True, mutant deformations seem to appear at birth, even while mutant powers aren’t supposed to manifest themselves until puberty. (Nightcrawler wasn’t able to BAMF or cling to sheer walls before he hit adolescence, was he?)

Miller: the X-Universe is rife with that conceptual problem. Why mutants are written as being stigmatized, while the Fantasitic Four or Hulk or even Capitan America, none of whom are particularly any more human in practice than mutants, are not classified as mutants, seems more an element of the decision to put them all in the same universe than it does any coherent cultural concept.

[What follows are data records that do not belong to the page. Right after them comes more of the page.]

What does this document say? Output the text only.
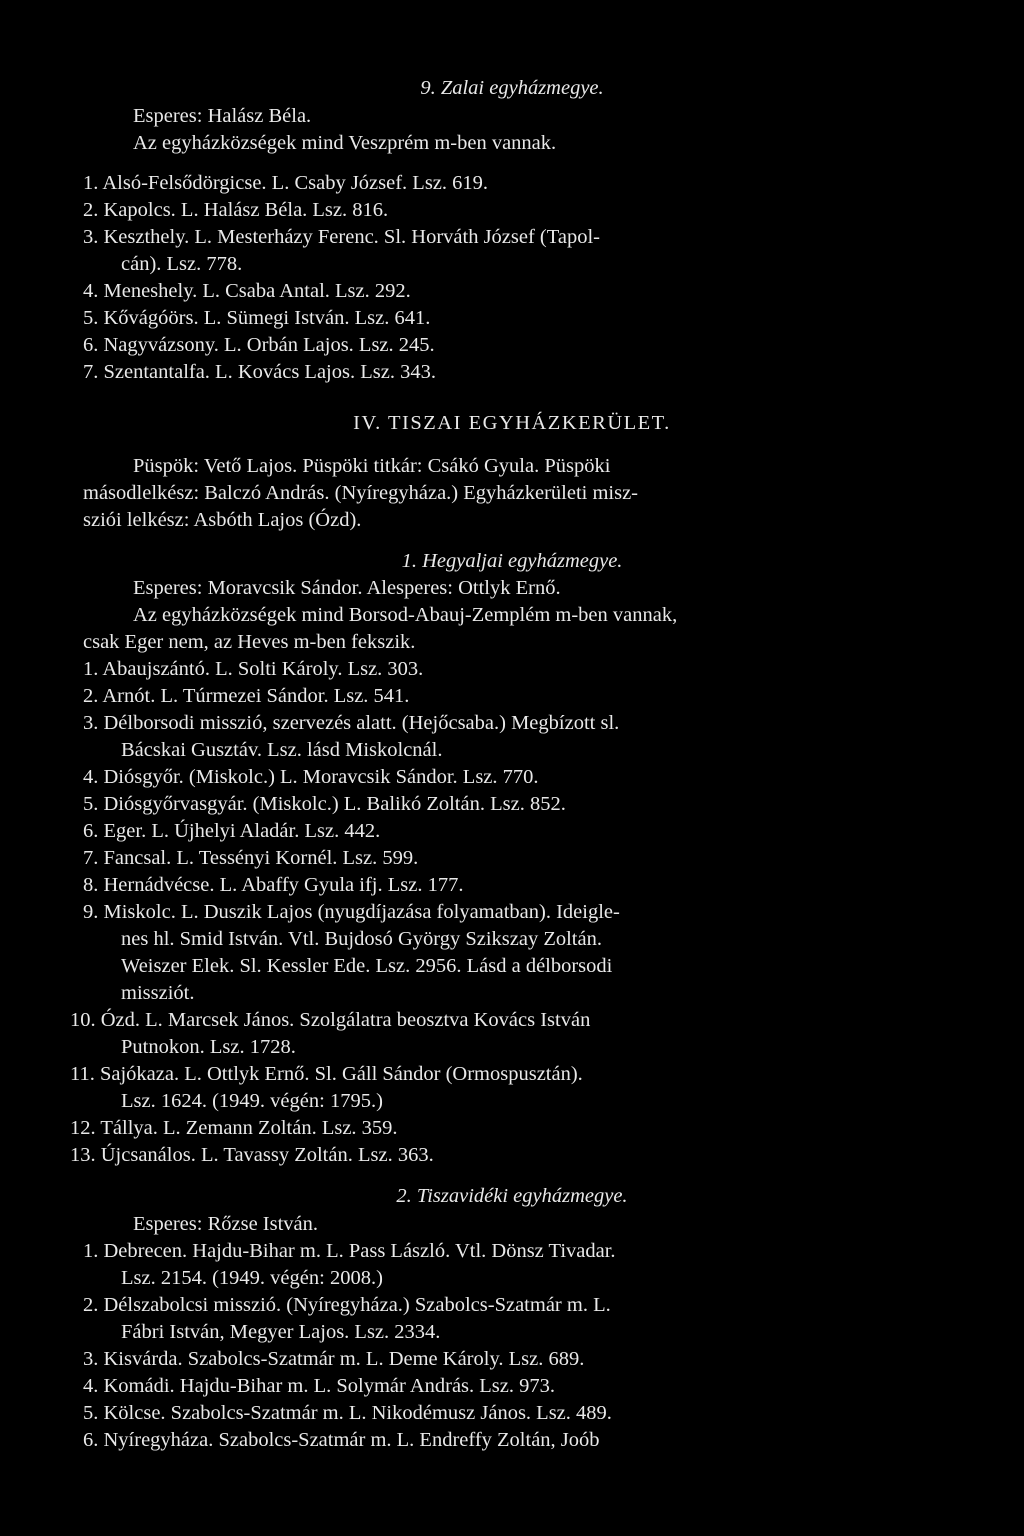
9. Zalai egyházmegye.
Esperes: Halász Béla.
Az egyházközségek mind Veszprém m-ben vannak.
1. Alsó-Felsődörgicse. L. Csaby József. Lsz. 619.
2. Kapolcs. L. Halász Béla. Lsz. 816.
3. Keszthely. L. Mesterházy Ferenc. Sl. Horváth József (Tapol-
cán). Lsz. 778.
4. Meneshely. L. Csaba Antal. Lsz. 292.
5. Kővágóörs. L. Sümegi István. Lsz. 641.
6. Nagyvázsony. L. Orbán Lajos. Lsz. 245.
7. Szentantalfa. L. Kovács Lajos. Lsz. 343.
IV. TISZAI EGYHÁZKERÜLET.
Püspök: Vető Lajos. Püspöki titkár: Csákó Gyula. Püspöki
másodlelkész: Balczó András. (Nyíregyháza.) Egyházkerületi misz-
sziói lelkész: Asbóth Lajos (Ózd).
1. Hegyaljai egyházmegye.
Esperes: Moravcsik Sándor. Alesperes: Ottlyk Ernő.
Az egyházközségek mind Borsod-Abauj-Zemplém m-ben vannak,
csak Eger nem, az Heves m-ben fekszik.
1. Abaujszántó. L. Solti Károly. Lsz. 303.
2. Arnót. L. Túrmezei Sándor. Lsz. 541.
3. Délborsodi misszió, szervezés alatt. (Hejőcsaba.) Megbízott sl.
Bácskai Gusztáv. Lsz. lásd Miskolcnál.
4. Diósgyőr. (Miskolc.) L. Moravcsik Sándor. Lsz. 770.
5. Diósgyőrvasgyár. (Miskolc.) L. Balikó Zoltán. Lsz. 852.
6. Eger. L. Újhelyi Aladár. Lsz. 442.
7. Fancsal. L. Tessényi Kornél. Lsz. 599.
8. Hernádvécse. L. Abaffy Gyula ifj. Lsz. 177.
9. Miskolc. L. Duszik Lajos (nyugdíjazása folyamatban). Ideigle-
nes hl. Smid István. Vtl. Bujdosó György Szikszay Zoltán.
Weiszer Elek. Sl. Kessler Ede. Lsz. 2956. Lásd a délborsodi
missziót.
10. Ózd. L. Marcsek János. Szolgálatra beosztva Kovács István
Putnokon. Lsz. 1728.
11. Sajókaza. L. Ottlyk Ernő. Sl. Gáll Sándor (Ormospusztán).
Lsz. 1624. (1949. végén: 1795.)
12. Tállya. L. Zemann Zoltán. Lsz. 359.
13. Újcsanálos. L. Tavassy Zoltán. Lsz. 363.
2. Tiszavidéki egyházmegye.
Esperes: Rőzse István.
1. Debrecen. Hajdu-Bihar m. L. Pass László. Vtl. Dönsz Tivadar.
Lsz. 2154. (1949. végén: 2008.)
2. Délszabolcsi misszió. (Nyíregyháza.) Szabolcs-Szatmár m. L.
Fábri István, Megyer Lajos. Lsz. 2334.
3. Kisvárda. Szabolcs-Szatmár m. L. Deme Károly. Lsz. 689.
4. Komádi. Hajdu-Bihar m. L. Solymár András. Lsz. 973.
5. Kölcse. Szabolcs-Szatmár m. L. Nikodémusz János. Lsz. 489.
6. Nyíregyháza. Szabolcs-Szatmár m. L. Endreffy Zoltán, Joób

Mutants are born that way, the others acquired their powers by random radiation or super soldier serums. The whole world knows Reed Richards and his crew got their radiation from a rocket trip, and went on to become hip super heroes when there weren’t any, and eventually fought Galactus and won. Captain America is the living legend of WW2. Would you badmouth a guy that fought hitler? (besides Stalin). And the Hulk was wanted by the law when he was a crazy brute (constant army chasing). When he became intelligent, he was no longer pursued by gov’t forces nonstop. Mutants make people afraid because who wants their kid to be born with blue fur?

I believe in the first movie Jean Grey mentions in her speech to congress that mutant powers are brought on during periods of heightened emotion stress, most often during puberty. Therefore if children have a particularly bad experience, perhaps a parent dying or some sort of accident, their powers would manifest themselves early.

well, that kid never sleeps, so he stayed up all night and saw infomertials with Cher and Miss Cleo in them, and that would cause enough emotional damage to make his mutant powers emerge!